Flexible Arbeitszeiten – Wie flexibel sind Sie wirklich?

Fast täglich nennen uns die Bewerber (m/w/d) in den Beratungen, bei der Frage nach den Wünschen an den aktuellen bzw. zukünftigen Arbeitgeber, das Thema der flexiblen Arbeitszeit.

Flexible Arbeitszeiten – Wie flexibel sind Sie wirklich?

Veröffentlicht: 20.10.2020
Von: achtwert

Fast täglich nennen uns die Bewerber (m/w/d) in den Beratungen, bei der Frage nach den Wünschen an den aktuellen bzw. zukünftigen Arbeitgeber, das Thema der flexiblen Arbeitszeit.

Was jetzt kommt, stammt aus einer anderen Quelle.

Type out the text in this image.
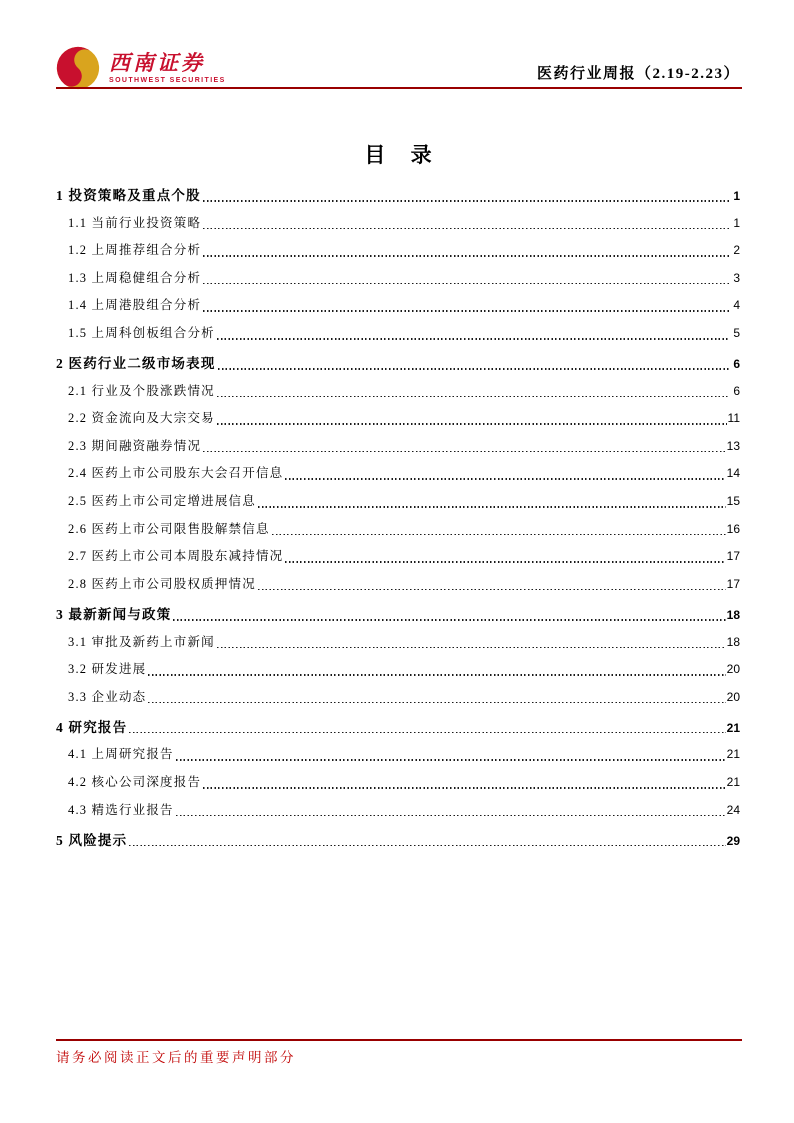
西南证券
SOUTHWEST SECURITIES	医药行业周报（2.19-2.23）
目 录
1 投资策略及重点个股	1
1.1 当前行业投资策略	1
1.2 上周推荐组合分析	2
1.3 上周稳健组合分析	3
1.4 上周港股组合分析	4
1.5 上周科创板组合分析	5
2 医药行业二级市场表现	6
2.1 行业及个股涨跌情况	6
2.2 资金流向及大宗交易	11
2.3 期间融资融券情况	13
2.4 医药上市公司股东大会召开信息	14
2.5 医药上市公司定增进展信息	15
2.6 医药上市公司限售股解禁信息	16
2.7 医药上市公司本周股东减持情况	17
2.8 医药上市公司股权质押情况	17
3 最新新闻与政策	18
3.1 审批及新药上市新闻	18
3.2 研发进展	20
3.3 企业动态	20
4 研究报告	21
4.1 上周研究报告	21
4.2 核心公司深度报告	21
4.3 精选行业报告	24
5 风险提示	29
请务必阅读正文后的重要声明部分
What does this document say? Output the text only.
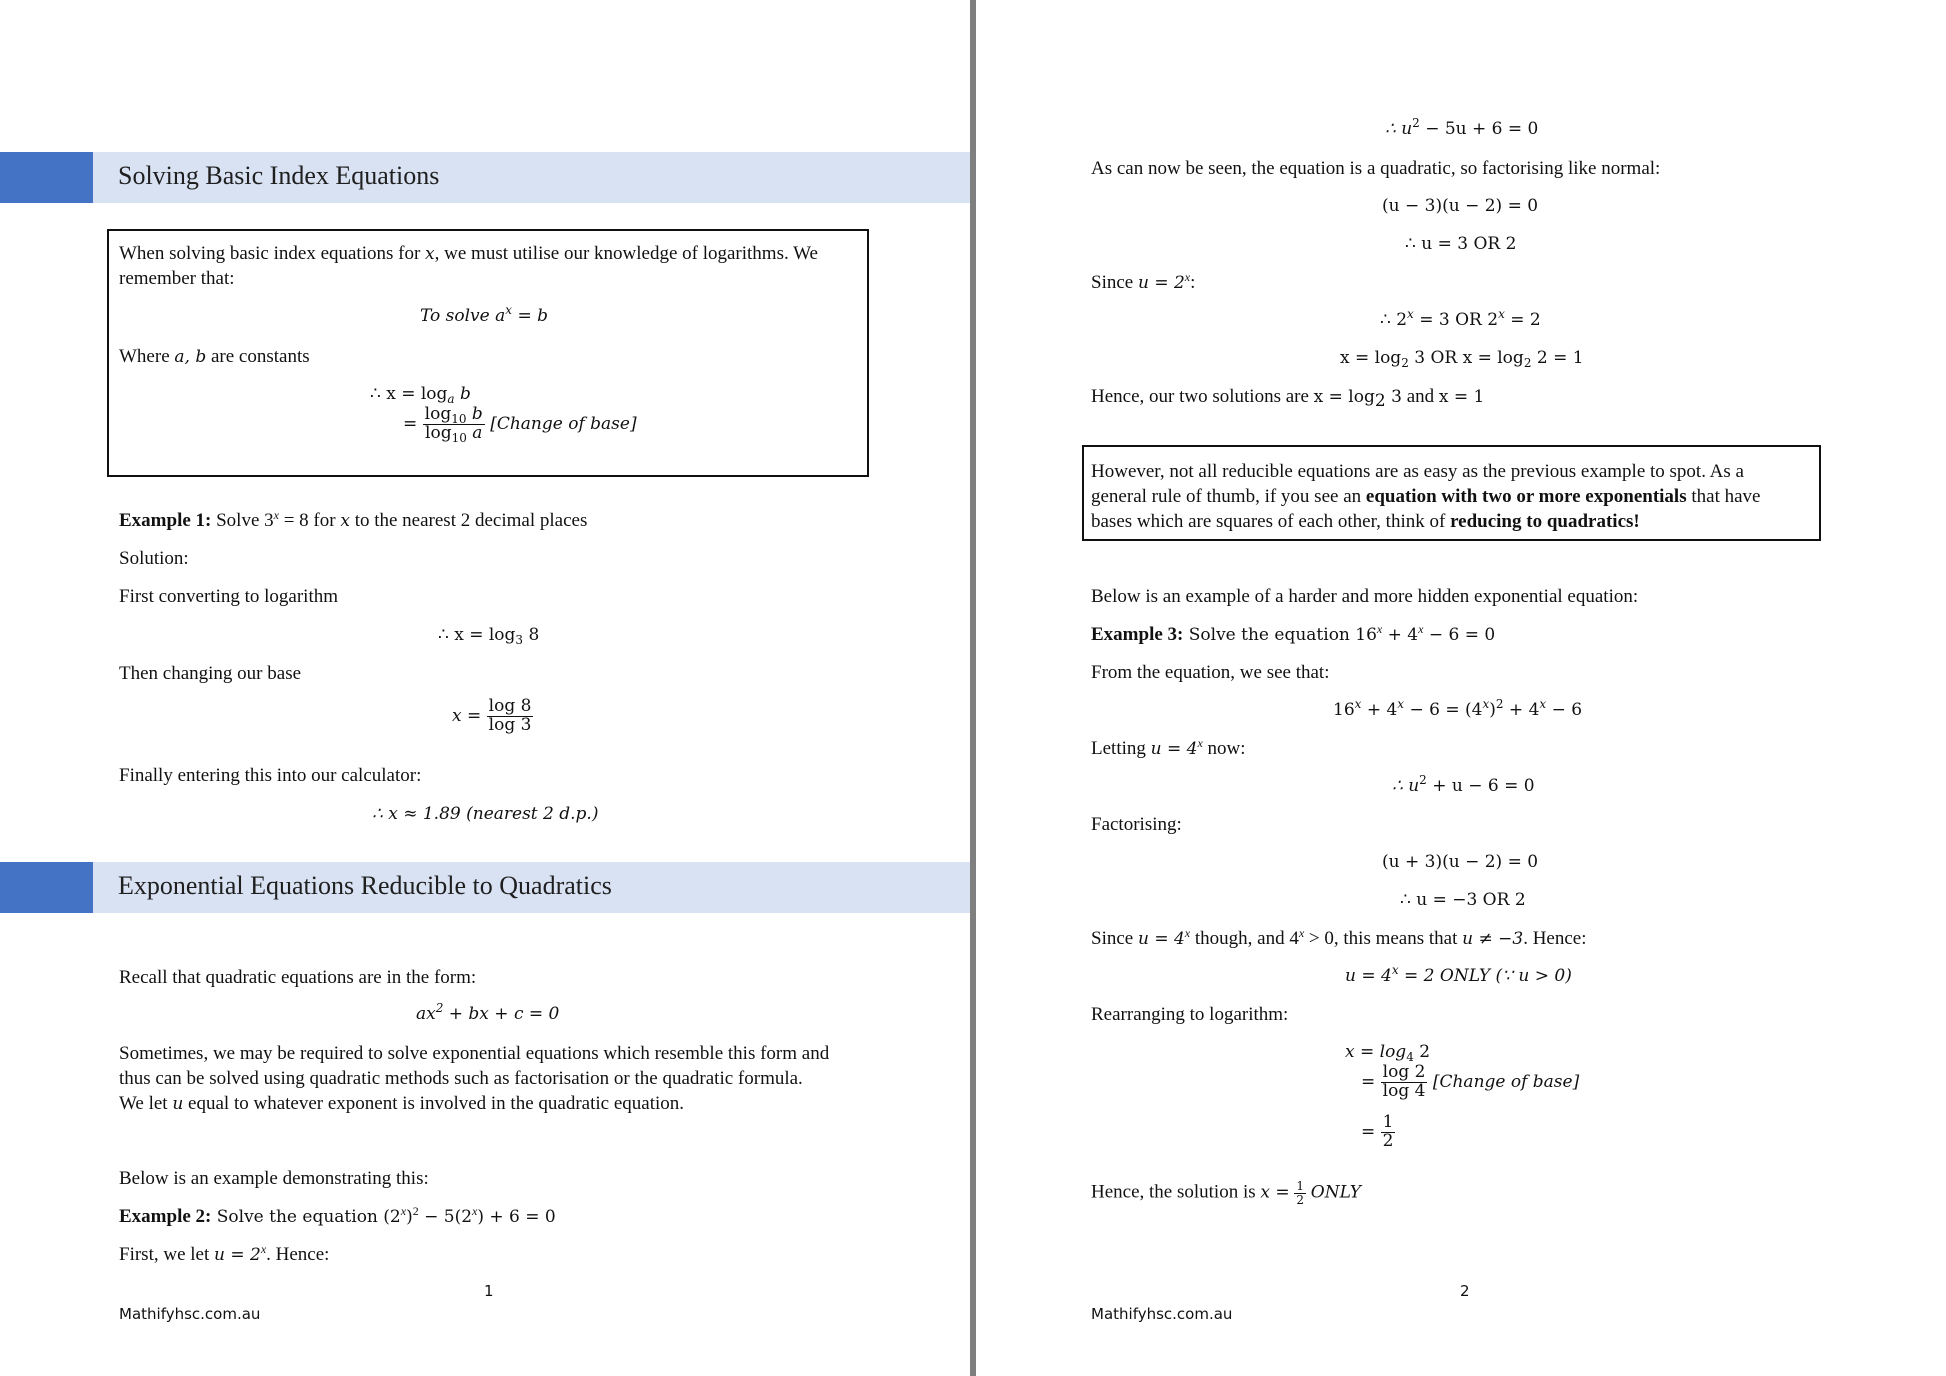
Solving Basic Index Equations
When solving basic index equations for x, we must utilise our knowledge of logarithms. We
remember that:
To solve $a^x = b$
Where a, b are constants
∴ $x = \log_a b$
= $\frac{\log_{10} b}{\log_{10} a}$ [Change of base]
Example 1: Solve $3^x = 8$ for x to the nearest 2 decimal places
Solution:
First converting to logarithm
∴ $x = \log_3 8$
Then changing our base
$x = \frac{\log 8}{\log 3}$
Finally entering this into our calculator:
∴ x ≈ 1.89 (nearest 2 d.p.)
Exponential Equations Reducible to Quadratics
Recall that quadratic equations are in the form:
$ax^2$ + bx + c = 0
Sometimes, we may be required to solve exponential equations which resemble this form and
thus can be solved using quadratic methods such as factorisation or the quadratic formula.
We let u equal to whatever exponent is involved in the quadratic equation.
Below is an example demonstrating this:
Example 2: Solve the equation $(2^x)^2 - 5(2^x) + 6 = 0$
First, we let $u = 2^x$. Hence:
1
Mathifyhsc.com.au
∴ $u^2 - 5u + 6 = 0$
As can now be seen, the equation is a quadratic, so factorising like normal:
(u − 3)(u − 2) = 0
∴ u = 3 OR 2
Since $u = 2^x$:
∴ $2^x = 3$ OR $2^x = 2$
$x = \log_2 3$ OR $x = \log_2 2 = 1$
Hence, our two solutions are $x = \log_2 3$ and x = 1
However, not all reducible equations are as easy as the previous example to spot. As a
general rule of thumb, if you see an equation with two or more exponentials that have
bases which are squares of each other, think of reducing to quadratics!
Below is an example of a harder and more hidden exponential equation:
Example 3: Solve the equation $16^x + 4^x - 6 = 0$
From the equation, we see that:
$16^x + 4^x - 6 = (4^x)^2 + 4^x - 6$
Letting $u = 4^x$ now:
∴ $u^2 + u - 6 = 0$
Factorising:
(u + 3)(u − 2) = 0
∴ u = −3 OR 2
Since $u = 4^x$ though, and $4^x > 0$, this means that u ≠ −3. Hence:
$u = 4^x = 2$ ONLY (∵ u > 0)
Rearranging to logarithm:
$x = \log_4 2$
= $\frac{\log 2}{\log 4}$ [Change of base]
= $\frac{1}{2}$
Hence, the solution is $x = \frac{1}{2}$ ONLY
2
Mathifyhsc.com.au
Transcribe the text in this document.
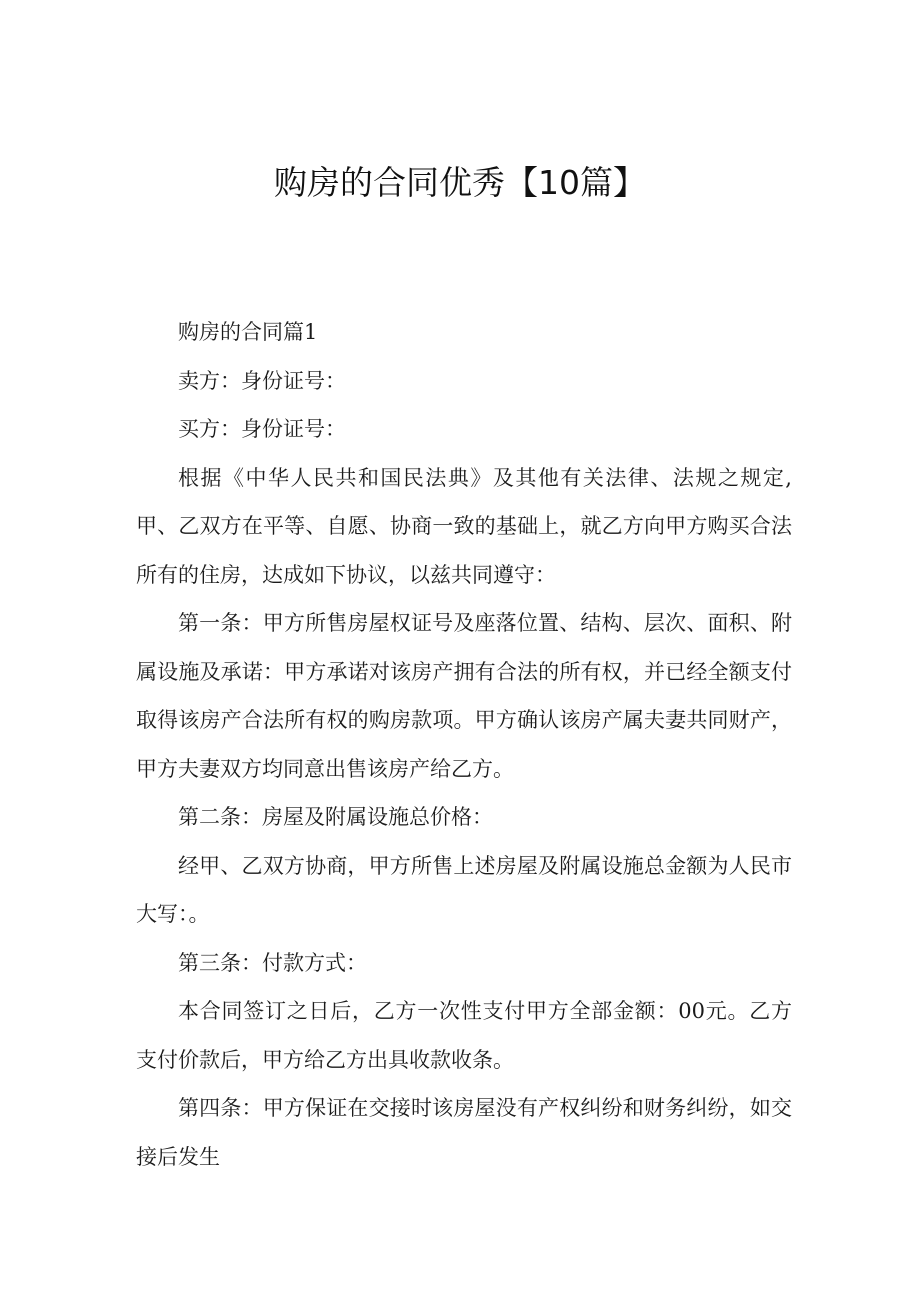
购房的合同优秀【10篇】

购房的合同篇1

卖方：身份证号：

买方：身份证号：

根据《中华人民共和国民法典》及其他有关法律、法规之规定,甲、乙双方在平等、自愿、协商一致的基础上，就乙方向甲方购买合法所有的住房，达成如下协议，以兹共同遵守：

第一条：甲方所售房屋权证号及座落位置、结构、层次、面积、附属设施及承诺：甲方承诺对该房产拥有合法的所有权，并已经全额支付取得该房产合法所有权的购房款项。甲方确认该房产属夫妻共同财产，甲方夫妻双方均同意出售该房产给乙方。

第二条：房屋及附属设施总价格：

经甲、乙双方协商，甲方所售上述房屋及附属设施总金额为人民市大写：。

第三条：付款方式：

本合同签订之日后，乙方一次性支付甲方全部金额：00元。乙方支付价款后，甲方给乙方出具收款收条。

第四条：甲方保证在交接时该房屋没有产权纠纷和财务纠纷，如交接后发生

Hintergrund ist, dass das Arbeitsleben schon lange nicht mehr DER Mittelpunkt der Mitarbeiter ist. Vielmehr soll sich der Job harmonisch mit dem Privatleben verbinden. Ist dies der Fall, profitieren beide Seiten – sowohl Arbeitgeber als auch Ihre Mitarbeiter.

Strenge Arbeitszeitmodelle, die vollständig die vertraglich vereinbarte Arbeitszeit verplanen, vorzuschreiben, gehören der Vergangenheit an. Dies erfordert bei vielen Arbeitgebern ein Umdenken, ist aber zwingend erforderlich, um die Zufriedenheit der Mitarbeiter langfristig sicher zu stellen und somit den Erfolg Ihres Unternehmens.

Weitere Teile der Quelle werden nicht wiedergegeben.